The peek server also has significant power. For example, a poorly chosen peek server could lie about the space membership and add an @evil_user:example.org.

Unstable prefix

The restricted join rule will be included in a future room version to ensure that servers and clients opt-into the new functionality.

During development it is expected that an unstable room version of org.matrix.mscXXXX is used. Since the room version namespaces the behaviour, the allow key and the restricted value do not need unstable prefixes.

History / Rationale

It may seem that just having the allow key with public join rules is enough, as suggested in MSC2962, but there are concerns that having a public join rule that is restricted may cause issues if an implementation does not understand the semantics of the allow keyword. Using an allow key with invite join rules also does not make sense as from the perspective of the auth rules, this is akin to public (since the checking of whether a member is in the space is done during the call to /join or /make_join / /send_join).

The above concerns about an implementation not understanding the semantics of allow could be solved by introducing a new room version, but if this is done it seems clearer to just introduce a a new join rule - restricted - as described above.

Future extensions

Potential future extensions which should not be designed out include, but are not included in this MSC.

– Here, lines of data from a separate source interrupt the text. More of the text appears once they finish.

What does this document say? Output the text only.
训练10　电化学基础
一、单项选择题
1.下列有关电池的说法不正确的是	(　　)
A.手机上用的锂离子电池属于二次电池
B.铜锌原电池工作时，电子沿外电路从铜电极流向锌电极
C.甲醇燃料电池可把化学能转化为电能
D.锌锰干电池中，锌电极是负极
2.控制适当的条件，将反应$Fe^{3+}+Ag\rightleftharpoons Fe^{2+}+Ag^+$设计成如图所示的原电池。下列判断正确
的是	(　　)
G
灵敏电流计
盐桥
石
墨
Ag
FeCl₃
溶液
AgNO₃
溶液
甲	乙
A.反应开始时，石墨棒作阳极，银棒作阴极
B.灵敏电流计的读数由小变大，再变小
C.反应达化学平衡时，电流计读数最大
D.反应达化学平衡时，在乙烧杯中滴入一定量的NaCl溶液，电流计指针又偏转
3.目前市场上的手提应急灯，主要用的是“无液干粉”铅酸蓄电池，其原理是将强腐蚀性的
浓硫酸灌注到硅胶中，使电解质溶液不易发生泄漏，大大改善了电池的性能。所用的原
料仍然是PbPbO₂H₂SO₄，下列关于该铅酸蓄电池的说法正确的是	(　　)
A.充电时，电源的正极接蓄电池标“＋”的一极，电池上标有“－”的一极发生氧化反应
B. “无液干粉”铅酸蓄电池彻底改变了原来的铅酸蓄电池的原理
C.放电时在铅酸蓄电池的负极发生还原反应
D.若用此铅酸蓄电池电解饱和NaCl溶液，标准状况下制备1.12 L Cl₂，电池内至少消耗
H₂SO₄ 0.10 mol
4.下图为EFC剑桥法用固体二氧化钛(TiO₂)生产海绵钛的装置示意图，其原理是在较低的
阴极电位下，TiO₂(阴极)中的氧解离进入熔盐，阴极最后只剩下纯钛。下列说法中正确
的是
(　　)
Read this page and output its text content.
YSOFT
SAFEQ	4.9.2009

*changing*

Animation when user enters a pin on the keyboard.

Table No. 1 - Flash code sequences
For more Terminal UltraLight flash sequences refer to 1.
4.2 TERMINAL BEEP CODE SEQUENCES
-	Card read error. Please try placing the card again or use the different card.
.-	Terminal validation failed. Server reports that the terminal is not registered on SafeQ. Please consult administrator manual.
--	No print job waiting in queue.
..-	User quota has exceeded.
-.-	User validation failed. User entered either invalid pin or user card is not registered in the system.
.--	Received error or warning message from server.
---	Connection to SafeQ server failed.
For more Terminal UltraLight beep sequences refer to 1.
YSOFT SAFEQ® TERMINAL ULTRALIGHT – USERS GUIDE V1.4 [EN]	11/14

Checking space membership over federation

Kicking users out when they leave the allowed space

In the above example, suppose @bob:server.example leaves !users:example.org: they should be removed from the room. One option is to leave the departure up to Bob's server server.example, but this places a relatively high level of trust in that server. Additionally, if server.example were offline, other users in the room would still see Bob in the room (and their servers would attempt to send message traffic to it).

Another consideration is that users may have joined via a direct invite, not via access through a space.

Fixing this is thorny. Some sort of annotation on the membership events might help. but it's unclear what the desired semantics are:

  • Assuming that users in a given space are not kicked when that space is removed from allow, are those users then given a pass to remain in the room indefinitely? What happens if the space is added back to allow and then the user leaves it?
  • Suppose a user joins a room via a space (SpaceA). Later, SpaceB is added to the allow list and SpaceA is removed. What should happen when the user leaves SpaceB? Are they exempt from the kick?

Inheriting join rules

If you make a parent space invite-only, should that (optionally?) cascade into child rooms? Seems to have some of the same problems as inheriting power levels, as discussed in MSC2962.

Footnotes

[1]: The converse restriction, "anybody can join, provided they are not members of the '#catlovers' space" is less useful since:

  1. Users in the banned space could simply leave it at any time
  2. This functionality is already somewhat provided by Moderation policy lists.

[2]: Note that there is nothing stopping users sending and receiving invites in public rooms today, and they work as you might expect. The only difference is that you are not required to hold an invite when joining the room.

[3]: This is a marginal decrease in security from the current situation. Currently, a misbehaving server can allow unauthorized users to join any room by first issuing an invite to that user. In theory that can be prevented by raising the PL required to send an invite, but in practice that is rarely done.